The Campaign is in the popular research and base building phase. To win this struggle, hundreds of IVAW Members, Veterans, Service Members, and Allies are needed to help organize. Service Members and Veterans are in our communities and looking to be part of a community of people that understands them.
If you are a member of IVAW and want to learn more about how to get involved and do outreach click here.

We opened with realities of peace and war and we'll close with them.
At World Can't Wait, Chris Floyd ponders Barack's trip to India and whether it might have been a peace trip? He concludes:


No: he has come to seal the deal on the sixth largest sale of war weapons in the history of the United States: $5 billion for the bristling, burgeoning Indian military, currently waging war on millions of its own people in Kashmir and the poverty-devastated state of central India, where the despair is so deep that suicide among the poor is epidemic.


Five billion dollars could have transformed the lives and futures of millions; instead it will go into the pockets of a few American war profiteers -- who will of course spread the wealth around to their favorite politicians ... such as Barack Obama, the leading recipient of war industry money in the 2008 campaign, outdoing even that old soldier and ardent militarist, John McCain.

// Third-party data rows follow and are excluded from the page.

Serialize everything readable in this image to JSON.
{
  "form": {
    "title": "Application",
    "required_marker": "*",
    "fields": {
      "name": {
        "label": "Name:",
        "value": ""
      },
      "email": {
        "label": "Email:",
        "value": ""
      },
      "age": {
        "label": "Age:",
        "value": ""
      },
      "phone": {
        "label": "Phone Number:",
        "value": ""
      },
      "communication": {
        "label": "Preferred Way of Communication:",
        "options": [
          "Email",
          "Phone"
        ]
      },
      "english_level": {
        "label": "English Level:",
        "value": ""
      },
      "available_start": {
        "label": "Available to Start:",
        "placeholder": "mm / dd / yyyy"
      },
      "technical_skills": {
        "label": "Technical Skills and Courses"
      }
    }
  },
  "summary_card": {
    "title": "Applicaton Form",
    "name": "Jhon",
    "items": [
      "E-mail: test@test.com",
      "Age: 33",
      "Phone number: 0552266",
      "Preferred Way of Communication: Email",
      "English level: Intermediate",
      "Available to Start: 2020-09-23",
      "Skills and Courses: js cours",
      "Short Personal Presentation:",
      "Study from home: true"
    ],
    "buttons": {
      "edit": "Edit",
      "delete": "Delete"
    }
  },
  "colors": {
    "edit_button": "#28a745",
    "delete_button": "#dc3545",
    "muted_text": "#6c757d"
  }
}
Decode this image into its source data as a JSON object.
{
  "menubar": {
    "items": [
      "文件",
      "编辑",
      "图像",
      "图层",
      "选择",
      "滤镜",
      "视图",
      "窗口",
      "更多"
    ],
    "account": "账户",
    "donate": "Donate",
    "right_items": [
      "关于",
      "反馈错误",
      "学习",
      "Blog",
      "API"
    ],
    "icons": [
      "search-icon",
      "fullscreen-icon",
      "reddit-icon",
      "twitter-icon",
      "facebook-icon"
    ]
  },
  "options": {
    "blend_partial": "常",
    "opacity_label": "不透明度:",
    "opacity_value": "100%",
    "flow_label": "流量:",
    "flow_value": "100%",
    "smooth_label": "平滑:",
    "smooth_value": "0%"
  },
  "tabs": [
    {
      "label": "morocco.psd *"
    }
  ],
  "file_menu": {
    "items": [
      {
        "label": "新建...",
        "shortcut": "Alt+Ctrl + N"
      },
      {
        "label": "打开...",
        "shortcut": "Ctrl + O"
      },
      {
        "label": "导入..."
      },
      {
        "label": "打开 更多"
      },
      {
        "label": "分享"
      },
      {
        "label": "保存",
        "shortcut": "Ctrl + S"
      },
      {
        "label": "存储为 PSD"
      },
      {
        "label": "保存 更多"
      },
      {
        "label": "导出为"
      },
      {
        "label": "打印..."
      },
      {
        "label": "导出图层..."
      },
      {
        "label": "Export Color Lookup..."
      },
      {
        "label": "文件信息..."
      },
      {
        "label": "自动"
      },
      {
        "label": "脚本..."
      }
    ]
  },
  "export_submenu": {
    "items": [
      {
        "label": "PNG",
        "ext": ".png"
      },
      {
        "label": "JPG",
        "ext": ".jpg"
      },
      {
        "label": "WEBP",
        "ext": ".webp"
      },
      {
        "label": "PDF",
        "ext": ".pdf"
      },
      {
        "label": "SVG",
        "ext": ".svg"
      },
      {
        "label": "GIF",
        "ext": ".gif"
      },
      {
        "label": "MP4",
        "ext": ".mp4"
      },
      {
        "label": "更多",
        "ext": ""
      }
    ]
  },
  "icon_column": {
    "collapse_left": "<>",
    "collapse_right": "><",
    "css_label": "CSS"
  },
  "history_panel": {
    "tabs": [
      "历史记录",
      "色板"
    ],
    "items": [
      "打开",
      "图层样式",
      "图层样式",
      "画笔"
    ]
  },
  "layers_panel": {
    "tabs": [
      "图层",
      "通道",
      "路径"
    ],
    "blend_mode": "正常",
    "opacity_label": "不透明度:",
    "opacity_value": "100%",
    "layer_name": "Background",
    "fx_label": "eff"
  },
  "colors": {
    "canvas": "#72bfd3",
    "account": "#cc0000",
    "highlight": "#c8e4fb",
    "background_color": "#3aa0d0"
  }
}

And of course the Indian arms deal comes hot on the heels of the largest transaction of death-machinery in American history: Obama's $60 billion war-profiteering bonanza with Saudi Arabia, one of the most suffocatingly repressive and inhumane regimes on the face of the earth. But the Peace Laureate doesn't care about that. He knows what is truly important -- and it isn't the blighted lives of the Saudi people, or all those affected by the corruption and extremism that the Saudi royals have spread around the world (with the connivance, cooperation -- or at the command of -- the bipartisan American power structure). What matters most to the progressive paragon of peace is the sixty billion dollars stuffed into the coffers of his militarist backers.

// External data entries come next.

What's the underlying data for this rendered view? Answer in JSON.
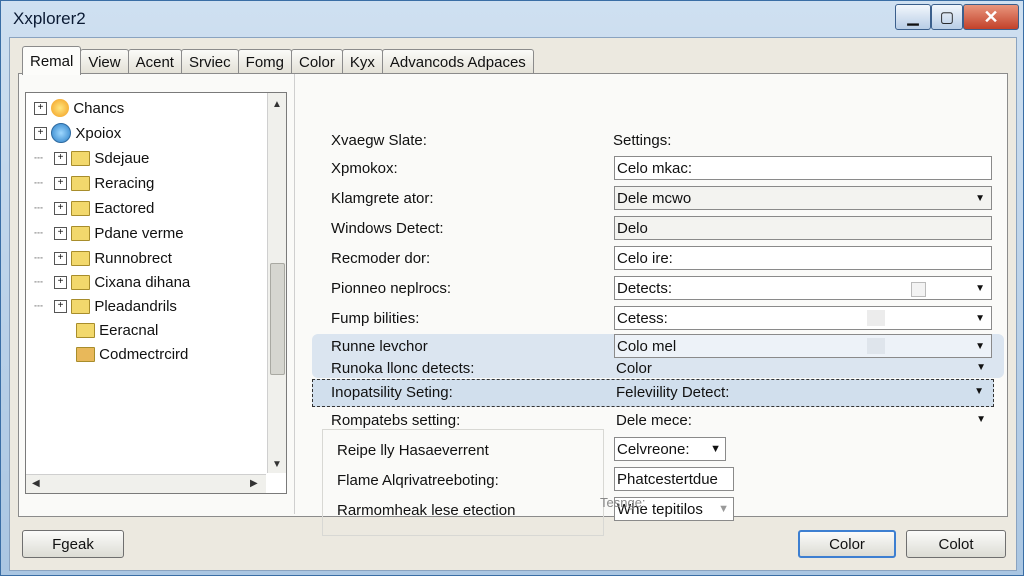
{
  "window": {
    "title": "Xxplorer2",
    "minimize": "▁",
    "maximize": "▢",
    "close": "✕"
  },
  "tabs": [
    {
      "label": "Remal",
      "active": true
    },
    {
      "label": "View"
    },
    {
      "label": "Acent"
    },
    {
      "label": "Srviec"
    },
    {
      "label": "Fomg"
    },
    {
      "label": "Color"
    },
    {
      "label": "Kyx"
    },
    {
      "label": "Advancods Adpaces"
    }
  ],
  "tree": [
    {
      "label": "Chancs",
      "icon": "sun-icon"
    },
    {
      "label": "Xpoiox",
      "icon": "globe-icon"
    },
    {
      "label": "Sdejaue",
      "icon": "folder-icon"
    },
    {
      "label": "Reracing",
      "icon": "lock-folder-icon"
    },
    {
      "label": "Eactored",
      "icon": "lock-folder-icon"
    },
    {
      "label": "Pdane verme",
      "icon": "folder-icon"
    },
    {
      "label": "Runnobrect",
      "icon": "lock-folder-icon"
    },
    {
      "label": "Cixana dihana",
      "icon": "folder-icon"
    },
    {
      "label": "Pleadandrils",
      "icon": "folder-icon"
    },
    {
      "label": "Eeracnal",
      "icon": "folder-icon"
    },
    {
      "label": "Codmectrcird",
      "icon": "folder-open-icon"
    }
  ],
  "settings": {
    "header_left": "Xvaegw Slate:",
    "header_right": "Settings:",
    "rows": [
      {
        "label": "Xpmokox:",
        "value": "Celo mkac:"
      },
      {
        "label": "Klamgrete ator:",
        "value": "Dele mcwo"
      },
      {
        "label": "Windows Detect:",
        "value": "Delo"
      },
      {
        "label": "Recmoder dor:",
        "value": "Celo ire:"
      },
      {
        "label": "Pionneo neplrocs:",
        "value": "Detects:"
      },
      {
        "label": "Fump bilities:",
        "value": "Cetess:"
      },
      {
        "label": "Runne levchor",
        "value": "Colo mel"
      },
      {
        "label": "Runoka llonc detects:",
        "value": "Color"
      },
      {
        "label": "Inopatsility Seting:",
        "value": "Feleviility Detect:"
      },
      {
        "label": "Rompatebs setting:",
        "value": "Dele mece:"
      }
    ],
    "sub_rows": [
      {
        "label": "Reipe lly Hasaeverrent",
        "value": "Celvreone:"
      },
      {
        "label": "Flame Alqrivatreeboting:",
        "value": "Phatcestertdue"
      },
      {
        "label": "Rarmomheak lese etection",
        "value": "Whe tepitilos"
      }
    ],
    "footer": "Tesnge:"
  },
  "buttons": {
    "left": "Fgeak",
    "ok": "Color",
    "cancel": "Colot"
  }
}
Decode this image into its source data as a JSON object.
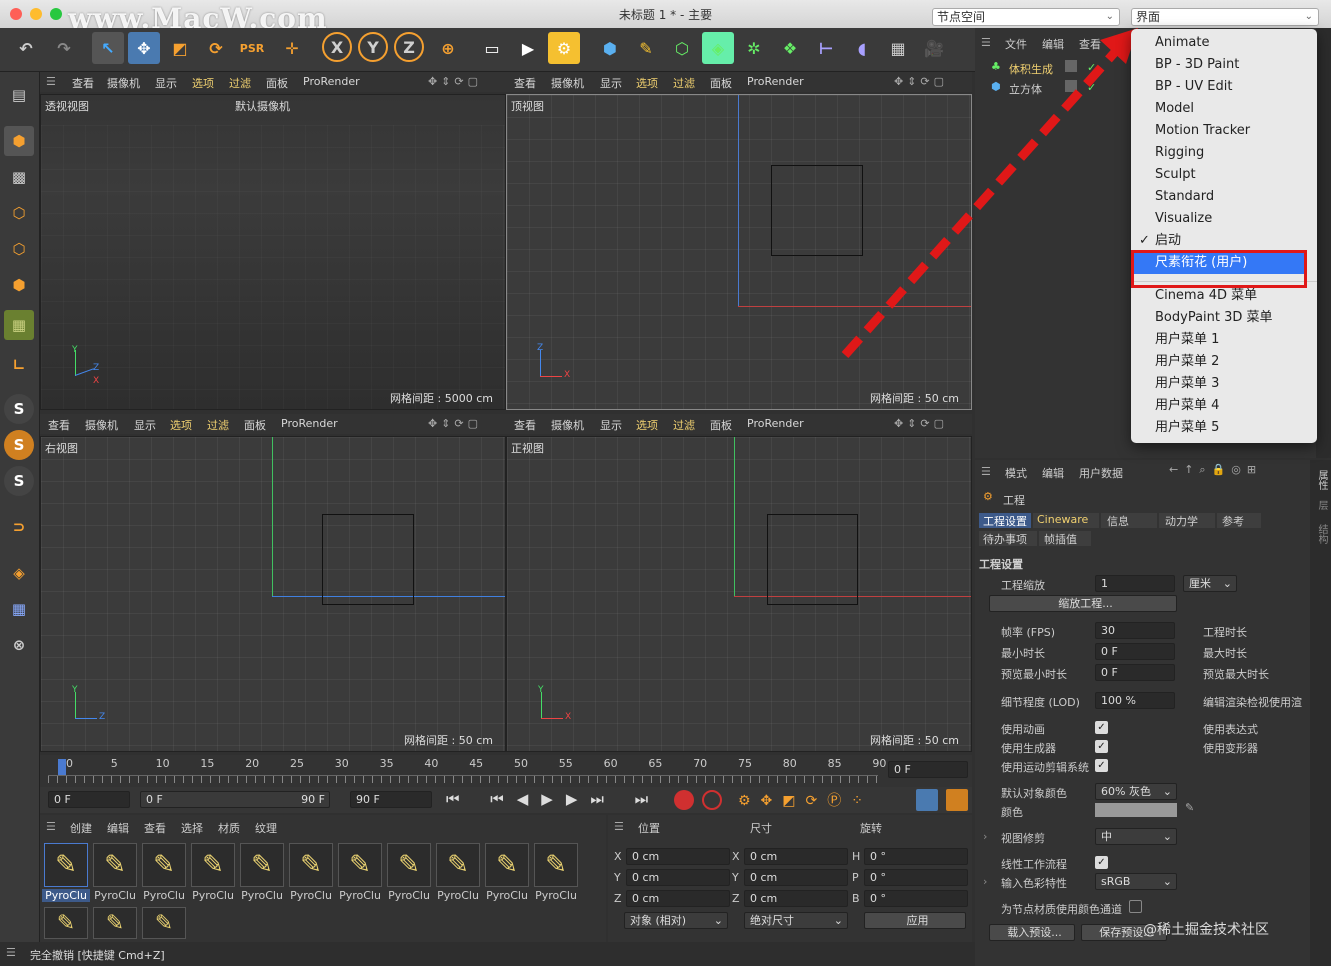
{
  "window": {
    "watermark": "www.MacW.com",
    "title": "未标题 1 * - 主要",
    "node_space_label": "节点空间",
    "layout_label": "界面"
  },
  "viewport_menu": [
    "查看",
    "摄像机",
    "显示",
    "选项",
    "过滤",
    "面板",
    "ProRender"
  ],
  "viewports": {
    "persp": {
      "name": "透视视图",
      "camera": "默认摄像机",
      "grid": "网格间距 : 5000 cm"
    },
    "top": {
      "name": "顶视图",
      "grid": "网格间距 : 50 cm"
    },
    "right": {
      "name": "右视图",
      "grid": "网格间距 : 50 cm"
    },
    "front": {
      "name": "正视图",
      "grid": "网格间距 : 50 cm"
    }
  },
  "axes": {
    "x": "X",
    "y": "Y",
    "z": "Z"
  },
  "timeline": {
    "ticks": [
      "0",
      "5",
      "10",
      "15",
      "20",
      "25",
      "30",
      "35",
      "40",
      "45",
      "50",
      "55",
      "60",
      "65",
      "70",
      "75",
      "80",
      "85",
      "90"
    ],
    "current": "0 F",
    "start": "0 F",
    "range_start": "0 F",
    "range_end": "90 F",
    "end": "90 F"
  },
  "toolbar_axes": [
    "X",
    "Y",
    "Z"
  ],
  "material_panel": {
    "menu": [
      "创建",
      "编辑",
      "查看",
      "选择",
      "材质",
      "纹理"
    ],
    "items": [
      "PyroClu",
      "PyroClu",
      "PyroClu",
      "PyroClu",
      "PyroClu",
      "PyroClu",
      "PyroClu",
      "PyroClu",
      "PyroClu",
      "PyroClu",
      "PyroClu"
    ]
  },
  "coords": {
    "headers": [
      "位置",
      "尺寸",
      "旋转"
    ],
    "rows": [
      {
        "a": "X",
        "pos": "0 cm",
        "b": "X",
        "size": "0 cm",
        "c": "H",
        "rot": "0 °"
      },
      {
        "a": "Y",
        "pos": "0 cm",
        "b": "Y",
        "size": "0 cm",
        "c": "P",
        "rot": "0 °"
      },
      {
        "a": "Z",
        "pos": "0 cm",
        "b": "Z",
        "size": "0 cm",
        "c": "B",
        "rot": "0 °"
      }
    ],
    "mode": "对象 (相对)",
    "size_mode": "绝对尺寸",
    "apply": "应用"
  },
  "object_manager": {
    "menu": [
      "文件",
      "编辑",
      "查看"
    ],
    "items": [
      "体积生成",
      "立方体"
    ]
  },
  "attributes": {
    "menu": [
      "模式",
      "编辑",
      "用户数据"
    ],
    "title": "工程",
    "tabs": [
      "工程设置",
      "Cineware",
      "信息",
      "动力学",
      "参考"
    ],
    "tabs2": [
      "待办事项",
      "帧插值"
    ],
    "section": "工程设置",
    "scale_label": "工程缩放",
    "scale_value": "1",
    "scale_unit": "厘米",
    "scale_button": "缩放工程...",
    "fps_label": "帧率 (FPS)",
    "fps_value": "30",
    "min_label": "最小时长",
    "min_value": "0 F",
    "pmin_label": "预览最小时长",
    "pmin_value": "0 F",
    "proj_len": "工程时长",
    "max_len": "最大时长",
    "pmax_len": "预览最大时长",
    "lod_label": "细节程度 (LOD)",
    "lod_value": "100 %",
    "lod_right": "编辑渲染检视使用渲",
    "anim": "使用动画",
    "gen": "使用生成器",
    "mograph": "使用运动剪辑系统",
    "expr": "使用表达式",
    "deform": "使用变形器",
    "objcolor_label": "默认对象颜色",
    "objcolor_value": "60% 灰色",
    "color_label": "颜色",
    "clip_label": "视图修剪",
    "clip_value": "中",
    "linear": "线性工作流程",
    "profile_label": "输入色彩特性",
    "profile_value": "sRGB",
    "nodecolor": "为节点材质使用颜色通道",
    "load_preset": "载入预设...",
    "save_preset": "保存预设...",
    "credit": "@稀土掘金技术社区"
  },
  "side_tabs": [
    "属性",
    "层",
    "结构"
  ],
  "layout_dropdown": {
    "items": [
      "Animate",
      "BP - 3D Paint",
      "BP - UV Edit",
      "Model",
      "Motion Tracker",
      "Rigging",
      "Sculpt",
      "Standard",
      "Visualize",
      "启动",
      "尺素衔花 (用户)",
      "Cinema 4D 菜单",
      "BodyPaint 3D 菜单",
      "用户菜单 1",
      "用户菜单 2",
      "用户菜单 3",
      "用户菜单 4",
      "用户菜单 5"
    ],
    "checked": "启动",
    "highlighted": "尺素衔花 (用户)"
  },
  "status": "完全撤销 [快捷键 Cmd+Z]",
  "colors": {
    "accent": "#3478f6",
    "annotation": "#e01818",
    "x_axis": "#e04040",
    "y_axis": "#40d060",
    "z_axis": "#4080e0"
  }
}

If Obama wins re-election in 2012, it will not be because he "made a mid-course correction" or "learned the lessons" of the 2010 vote or "moved to the center" or any such witless expectoration of conventional wisdom. It will be because his militarist backers have judged his arms deals and Terror War operations sufficiently profitable to justify his retention. As is always the case with the War Machine that rules us, follow the money -- and the blood.